Important

NeMo 2.0 is an experimental feature and currently released in the dev container only: nvcr.io/nvidia/nemo:dev. Please refer to NeMo 2.0 overview for information on getting started.

Training with Predefined Configurations

ControlNet essentially performs tuning on top of an existing Stable Diffusion checkpoint. The recommended configuration can be found in the conf/training/controlnet directory. You can access and modify the parameters to customize the hyperparameters according to your specific training requirements.

To enable the training stage with an ControlNet model, configure the configuration files:

  1. In the defaults section of conf/config.yaml, update the training field to point to the desired InstructPix2Pix configuration file.
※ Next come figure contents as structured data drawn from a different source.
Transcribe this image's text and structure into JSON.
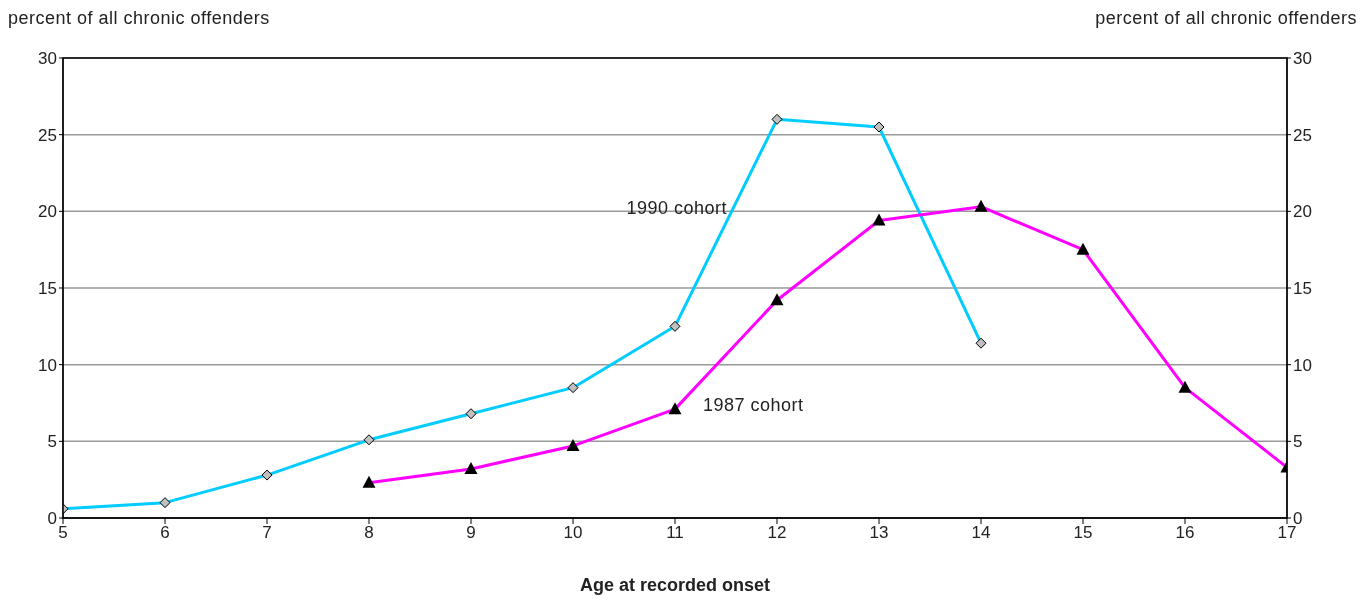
{
  "chart_data": {
    "type": "line",
    "xlabel": "Age at recorded onset",
    "ylabel": "percent of all chronic offenders",
    "y2label": "percent of all chronic offenders",
    "x": [
      5,
      6,
      7,
      8,
      9,
      10,
      11,
      12,
      13,
      14,
      15,
      16,
      17
    ],
    "series": [
      {
        "name": "1990 cohort",
        "color": "#00ccff",
        "marker": "diamond",
        "values": [
          0.6,
          1.0,
          2.8,
          5.1,
          6.8,
          8.5,
          12.5,
          26.0,
          25.5,
          11.4,
          null,
          null,
          null
        ]
      },
      {
        "name": "1987 cohort",
        "color": "#ff00ff",
        "marker": "triangle",
        "values": [
          null,
          null,
          null,
          2.3,
          3.2,
          4.7,
          7.1,
          14.2,
          19.4,
          20.3,
          17.5,
          8.5,
          3.3
        ]
      }
    ],
    "xlim": [
      5,
      17
    ],
    "xticks": [
      5,
      6,
      7,
      8,
      9,
      10,
      11,
      12,
      13,
      14,
      15,
      16,
      17
    ],
    "ylim": [
      0,
      30
    ],
    "yticks": [
      0,
      5,
      10,
      15,
      20,
      25,
      30
    ],
    "y2lim": [
      0,
      30
    ],
    "y2ticks": [
      0,
      5,
      10,
      15,
      20,
      25,
      30
    ],
    "grid": "y",
    "legend": false
  }
}
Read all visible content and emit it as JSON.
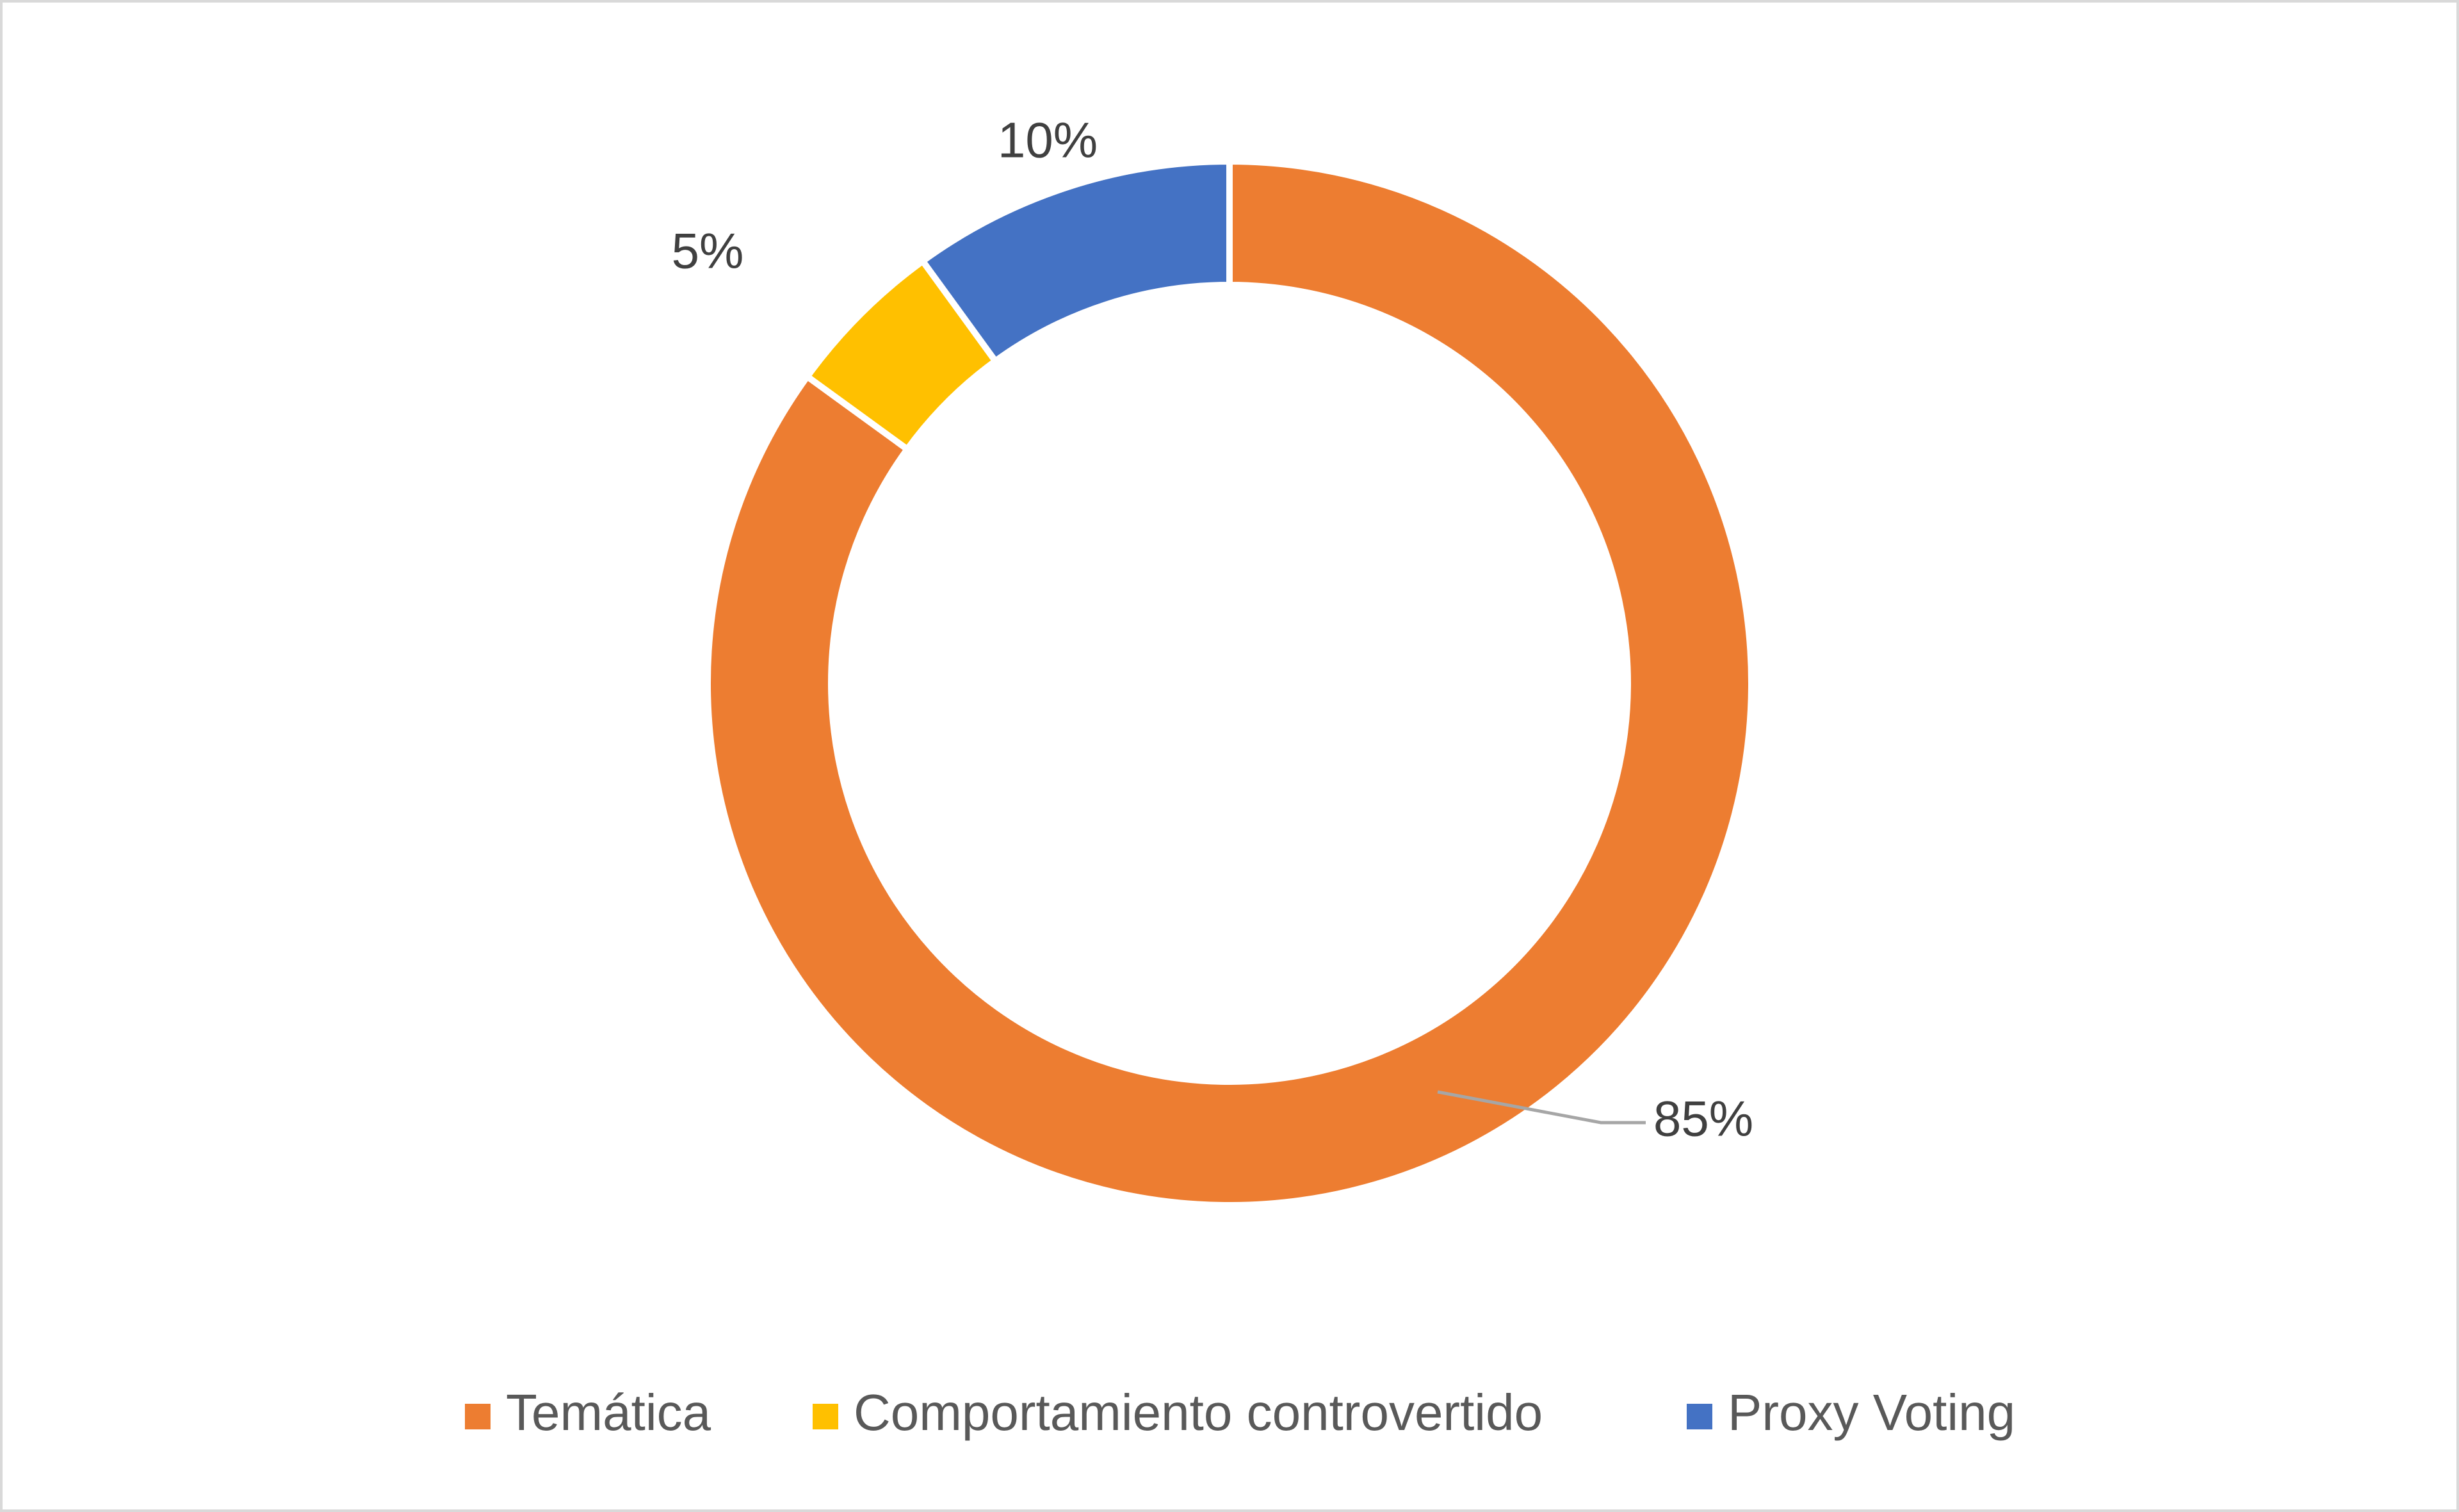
{
  "chart_data": {
    "type": "donut",
    "title": "",
    "categories": [
      "Temática",
      "Comportamiento controvertido",
      "Proxy Voting"
    ],
    "values": [
      85,
      5,
      10
    ],
    "labels": [
      "85%",
      "5%",
      "10%"
    ],
    "start_angle_deg": 0,
    "direction": "clockwise",
    "colors": [
      "#ED7D31",
      "#FFC000",
      "#4472C4"
    ],
    "legend": {
      "placement": "bottom",
      "entries": [
        "Temática",
        "Comportamiento controvertido",
        "Proxy Voting"
      ]
    },
    "segment_border_color": "#FFFFFF",
    "leader_line_color": "#A6A6A6",
    "frame_border_color": "#D9D9D9"
  }
}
For example, if you want to use the controlnet_v1-5.yaml, change the training field to controlnet/controlnet_v1-5.yaml.

    defaults:
      - _self_
      - cluster: bcm
      - data_preparation: null
      - training: controlnet/controlnet_v1-5.yaml
      ...
    
  2. In the stages field of conf/config.yaml, make sure the training stage is included. For example,

    stages:
      - data_preparation
      - training
      ...
    

Remarks:

ControlNet copies encoder and middle blocks from Stable Diffusion and finetune a copy of these blocks, thus providing a pretrained checkpoint of Stable Diffusion needs to be passed into the config file, for both control_stage_config.from_pretrained and unet_config.from_pretrained.